Consiste en una valoración personal que nos permite aceptar nuestros errores y disfrutar de nuestros éxitos, pero, fundamentalmente, en estar bien con nosotros mismos.

En la medida que valoremos y dignifiquemos nuestras propias cualidades, aptitudes y capacidades, en esa misma extensión crecerá la confianza.

“No me gusta cómo me veo”. “Todo me sale mal”. “Nadie me quiere”. Algunas personas suelen repetir estas afirmaciones e introyectarlas, denotando una baja apreciación de su propia imagen real; es decir, que no se está valorando.

Estos estados de ánimo son frecuentes en la transición de la niñez a la adolescencia, ello debido a los múltiples cambios físicos, psíquicos y porque todo el crecimiento suele ir acompañado de una crisis. Consecuentemente la imagen que tenemos de nosotros mismos está en transformación, manifestándose la inseguridad, la cual puede conducirnos a hacer una valoración errónea de lo que somos.

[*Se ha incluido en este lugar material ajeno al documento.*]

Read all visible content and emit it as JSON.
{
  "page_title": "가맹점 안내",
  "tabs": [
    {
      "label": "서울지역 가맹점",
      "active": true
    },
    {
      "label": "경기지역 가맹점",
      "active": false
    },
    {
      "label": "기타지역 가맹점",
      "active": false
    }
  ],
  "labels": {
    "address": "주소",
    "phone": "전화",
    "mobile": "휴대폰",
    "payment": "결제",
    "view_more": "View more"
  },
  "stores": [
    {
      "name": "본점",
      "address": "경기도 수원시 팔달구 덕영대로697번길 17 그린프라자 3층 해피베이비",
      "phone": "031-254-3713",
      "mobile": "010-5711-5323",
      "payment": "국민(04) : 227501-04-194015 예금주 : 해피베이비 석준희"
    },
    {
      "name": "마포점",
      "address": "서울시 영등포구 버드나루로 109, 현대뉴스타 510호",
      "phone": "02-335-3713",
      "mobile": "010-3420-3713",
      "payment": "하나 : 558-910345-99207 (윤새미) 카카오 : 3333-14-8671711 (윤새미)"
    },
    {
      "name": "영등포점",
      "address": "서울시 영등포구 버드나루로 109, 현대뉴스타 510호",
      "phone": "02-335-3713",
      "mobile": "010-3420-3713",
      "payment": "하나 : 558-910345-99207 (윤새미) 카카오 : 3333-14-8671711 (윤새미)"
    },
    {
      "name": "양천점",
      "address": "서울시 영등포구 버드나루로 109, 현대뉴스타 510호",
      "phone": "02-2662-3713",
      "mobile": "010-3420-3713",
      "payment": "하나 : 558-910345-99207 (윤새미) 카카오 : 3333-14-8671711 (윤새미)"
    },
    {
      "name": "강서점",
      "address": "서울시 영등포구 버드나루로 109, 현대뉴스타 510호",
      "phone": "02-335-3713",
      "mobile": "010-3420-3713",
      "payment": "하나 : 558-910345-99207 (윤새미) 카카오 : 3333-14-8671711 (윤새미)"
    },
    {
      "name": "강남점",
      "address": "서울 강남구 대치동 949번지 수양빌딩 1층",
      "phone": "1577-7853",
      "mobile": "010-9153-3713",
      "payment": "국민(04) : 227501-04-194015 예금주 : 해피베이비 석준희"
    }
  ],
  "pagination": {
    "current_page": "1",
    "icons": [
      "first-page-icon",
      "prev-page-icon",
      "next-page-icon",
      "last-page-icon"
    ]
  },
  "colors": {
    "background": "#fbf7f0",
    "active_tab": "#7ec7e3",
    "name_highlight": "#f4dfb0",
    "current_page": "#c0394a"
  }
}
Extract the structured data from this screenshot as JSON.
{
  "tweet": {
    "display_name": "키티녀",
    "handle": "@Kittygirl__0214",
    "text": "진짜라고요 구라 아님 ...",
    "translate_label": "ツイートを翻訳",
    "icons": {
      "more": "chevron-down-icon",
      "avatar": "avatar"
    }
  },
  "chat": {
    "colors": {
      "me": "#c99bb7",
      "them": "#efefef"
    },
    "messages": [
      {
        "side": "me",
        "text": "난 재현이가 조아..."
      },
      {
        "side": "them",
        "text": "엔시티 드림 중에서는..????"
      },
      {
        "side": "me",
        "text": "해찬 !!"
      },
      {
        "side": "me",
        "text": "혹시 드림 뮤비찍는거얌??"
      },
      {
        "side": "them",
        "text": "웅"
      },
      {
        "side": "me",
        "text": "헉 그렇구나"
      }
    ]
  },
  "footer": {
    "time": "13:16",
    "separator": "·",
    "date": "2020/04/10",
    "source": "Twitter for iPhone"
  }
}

En esos momentos, es importante conocerse; tener en cuenta las limitaciones, apreciar las habilidades y los aspectos positivos de nuestra personalidad. En resumen: autoestimarnos.

La autoestima es una actitud indispensable para poder crecer como personas, se manifiesta también en tenerse confianza y respeto, demostrando adicionalmente ciertas conductas como:

  • Cuidar nuestro cuerpo y mente. Estar al pendiente de nuestra salud física y emocional.
  • Reconocer nuestros triunfos y aciertos.
  • Aceptar y enmendar nuestros errores.
  • Enfrentar las consecuencias y los problemas derivados.
  • Conocer nuestras cualidades y defectos.
  • Luchar por nuestros ideales y metas.
  • Reconocer las capacidades de nuestros amigos y compañeros.
  • Impedir que nos traten mal o abusen de nosotros.

 

La autoestima favorece la formación del “aprender a ser”, siendo este uno de los 4 principios o pilares educativos establecidos por UNESCO.

La autoestima hace referencia de manera directa al “amor propio”, reunido en la sumatoria de los rasgos corporales, mentales, morales y éticos que configuran a la persona, agregando los pensamientos, sentimientos, sensaciones y experiencias que va reuniendo a lo largo de su vida.

Las personas fundamentan su autoestima en la forma de percibir y evaluarse a sí mismas en:

  • La actuación profesional.
  • El funcionamiento intelectual.
  • La apariencia personal y el atractivo físico.
  • El aprecio de los demás.
  • La capacidad de afrontar y resolver los problemas.
  • La independencia.
  • El carisma.
  • Los talentos específicos.

 

Podemos concluir que es conveniente enriquecer y estabilizar la parte emocional o afectiva del ser humano, para que el equilibrio y esa paz interna se vean reflejadas en lo físico, siendo objeto de admiración por las demás personas, enriqueciendo su autoestima y aportando un valor agregado a la personalidad.